Cette structure IEC 62443 facilite la démonstration de conformité NIS 2 en fournissant un cadre documentaire structuré et auditable. Lorsqu’une autorité nationale vérifie le respect des obligations de gestion des risques, une organisation peut présenter son évaluation réalisée selon IEC 62443-2-1 avec détermination des zones critiques et des niveaux de sécurité cibles. Pour prouver la mise en œuvre de la segmentation réseau exigée par NIS 2, elle peut s’appuyer sur sa documentation d’architecture par zones et conduits conforme à IEC 62443-3-2.

Feuille de route intégrée NIS 2 + IEC 62443

Une approche méthodologique intégrant l’IEC 62443 permet de rationaliser les investissements et d’accélérer la mise en conformité. La stratégie recommandée s’articule en trois phases progressives.

Phase 1 : Gap analysis combiné NIS 2 et IEC 62443 (durée : 2-3 mois). Cette phase initiale évalue simultanément la conformité aux exigences réglementaires NIS 2 et aux standards techniques IEC 62443. L’audit couvre l’assujettissement à NIS 2 et l’identification du périmètre OT concerné, l’évaluation de la maturité actuelle selon les deux référentiels. Il inclut l’inventaire exhaustif des actifs IT et OT avec cartographie des flux, et l’identification des écarts prioritaires nécessitant une action immédiate. Cette phase produit un plan de remédiation intégré évitant les doublons d’analyse et optimisant les ressources.

Phase 2 : Déploiement par zones selon IEC 62443 répondant aux exigences NIS 2 (durée : 12-18 mois). Le déploiement opérationnel suit la logique de zones de l’IEC 62443, garantissant la conformité NIS 2 par construction. Pour chaque zone critique identifiée, l’organisation détermine le niveau de sécurité cible (SL-T) selon l’analyse des risques. Elle implémente les mesures techniques correspondant au SL-T visé (exigences FR1 à FR7), déploie les contrôles d’accès entre zones avec journalisation. La mise en place de la surveillance et de la détection d’incidents adaptée est également nécessaire. Cette approche progressive permet de prioriser les investissements sur les zones les plus critiques tout en maintenant la continuité opérationnelle.
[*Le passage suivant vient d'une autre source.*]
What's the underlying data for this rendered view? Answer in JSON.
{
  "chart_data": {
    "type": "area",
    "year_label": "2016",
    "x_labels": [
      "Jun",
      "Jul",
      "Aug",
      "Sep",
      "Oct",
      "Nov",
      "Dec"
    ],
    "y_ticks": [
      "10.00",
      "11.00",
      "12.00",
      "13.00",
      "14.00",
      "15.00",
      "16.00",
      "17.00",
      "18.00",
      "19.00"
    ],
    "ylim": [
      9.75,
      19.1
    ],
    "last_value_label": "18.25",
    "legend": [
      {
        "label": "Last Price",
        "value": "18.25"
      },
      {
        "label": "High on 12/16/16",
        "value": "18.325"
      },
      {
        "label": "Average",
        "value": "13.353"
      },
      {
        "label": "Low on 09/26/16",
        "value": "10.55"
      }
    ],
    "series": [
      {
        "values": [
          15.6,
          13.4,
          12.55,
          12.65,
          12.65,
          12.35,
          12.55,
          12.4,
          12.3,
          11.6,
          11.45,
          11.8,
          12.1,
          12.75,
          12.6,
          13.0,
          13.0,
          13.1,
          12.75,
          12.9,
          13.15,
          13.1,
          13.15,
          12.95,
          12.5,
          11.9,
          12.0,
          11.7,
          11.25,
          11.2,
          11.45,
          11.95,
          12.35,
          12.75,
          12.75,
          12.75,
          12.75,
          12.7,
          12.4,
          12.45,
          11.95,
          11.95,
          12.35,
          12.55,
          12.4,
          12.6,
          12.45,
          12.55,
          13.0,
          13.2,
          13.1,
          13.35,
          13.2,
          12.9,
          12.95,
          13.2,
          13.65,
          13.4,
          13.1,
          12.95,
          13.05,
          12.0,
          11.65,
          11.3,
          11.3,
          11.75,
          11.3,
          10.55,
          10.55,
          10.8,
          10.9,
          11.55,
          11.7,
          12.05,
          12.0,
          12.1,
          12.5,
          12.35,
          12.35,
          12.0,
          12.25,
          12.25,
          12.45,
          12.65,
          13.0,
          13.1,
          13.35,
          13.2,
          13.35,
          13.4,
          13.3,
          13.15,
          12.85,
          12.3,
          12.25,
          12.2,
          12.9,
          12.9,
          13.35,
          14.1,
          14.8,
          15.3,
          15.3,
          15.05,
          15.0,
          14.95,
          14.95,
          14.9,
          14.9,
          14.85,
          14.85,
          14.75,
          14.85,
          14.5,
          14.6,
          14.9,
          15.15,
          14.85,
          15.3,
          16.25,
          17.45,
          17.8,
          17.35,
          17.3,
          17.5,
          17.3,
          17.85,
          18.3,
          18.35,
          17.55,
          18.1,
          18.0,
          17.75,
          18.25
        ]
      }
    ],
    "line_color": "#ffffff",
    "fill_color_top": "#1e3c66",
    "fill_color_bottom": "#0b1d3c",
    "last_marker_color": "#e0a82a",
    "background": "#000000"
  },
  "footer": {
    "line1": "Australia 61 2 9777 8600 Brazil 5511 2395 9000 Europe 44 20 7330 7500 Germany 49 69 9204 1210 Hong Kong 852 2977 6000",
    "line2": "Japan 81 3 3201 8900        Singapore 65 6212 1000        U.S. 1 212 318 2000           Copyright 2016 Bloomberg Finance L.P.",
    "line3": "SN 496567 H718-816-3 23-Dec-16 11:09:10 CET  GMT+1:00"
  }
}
Phase 3 : Certification IEC 62443 comme preuve de conformité NIS 2 (durée : 6-9 mois). La phase finale vise l’obtention d’une certification formelle valorisant l’investissement réalisé. Les options incluent la certification IEC 62443-2-1 du programme de sécurité de l’organisation (recommandée pour les entités essentielles). Elles comprennent la certification IEC 62443-3-3 de systèmes ou installations critiques spécifiques, et l’exigence de certification IEC 62443-4-2 des composants OT auprès des fournisseurs. La certification facilite significativement les audits de conformité NIS 2 des autorités nationales et apporte une reconnaissance internationale valorisable commercialement.

Les avantages de cette approche intégrée sont multiples. La rationalisation des investissements évite de financer séparément une mise en conformité NIS 2 puis une démarche IEC 62443. La reconnaissance internationale de la certification IEC 62443 valorise l’organisation au-delà de la seule conformité réglementaire européenne. La facilitation des audits par les autorités nationales réduit la charge de démonstration de conformité grâce aux preuves objectives de certification. Enfin, l’amélioration effective de la sécurité OT dépasse la simple conformité formelle en déployant des mesures techniques éprouvées.

Les coûts et délais spécifiques varient selon la taille et la complexité des environnements. Pour une entité essentielle industrielle de taille moyenne (250-500 salariés, 3-5 sites industriels), le budget global se situe entre 800 000 € et 1,5 million d’euros sur 24 mois. Ce budget inclut l’audit et le conseil (150-250 k€), les investissements techniques OT (400-700 k€), la certification IEC 62443 (100-200 k€), et les ressources internes dédiées (150-350 k€). Ce budget est à comparer aux 500 000 € à 2 millions d’euros d’une approche NIS 2 seule, démontrant que l’intégration de l’IEC 62443 n’augmente que marginalement les coûts tout en apportant une valeur ajoutée substantielle.

Quelles sanctions en cas de non-conformité ?

Sanctions financières

La directive NIS 2 instaure un régime de sanctions dissuasif s’inspirant du RGPD. Pour les entités essentielles, les amendes peuvent atteindre 10 millions d’euros ou 2% du chiffre d’affaires annuel mondial, le montant le plus élevé étant retenu. Pour les entités importantes, les amendes maximales sont fixées à 7 millions d’euros ou 1,4% du chiffre d’affaires annuel mondial.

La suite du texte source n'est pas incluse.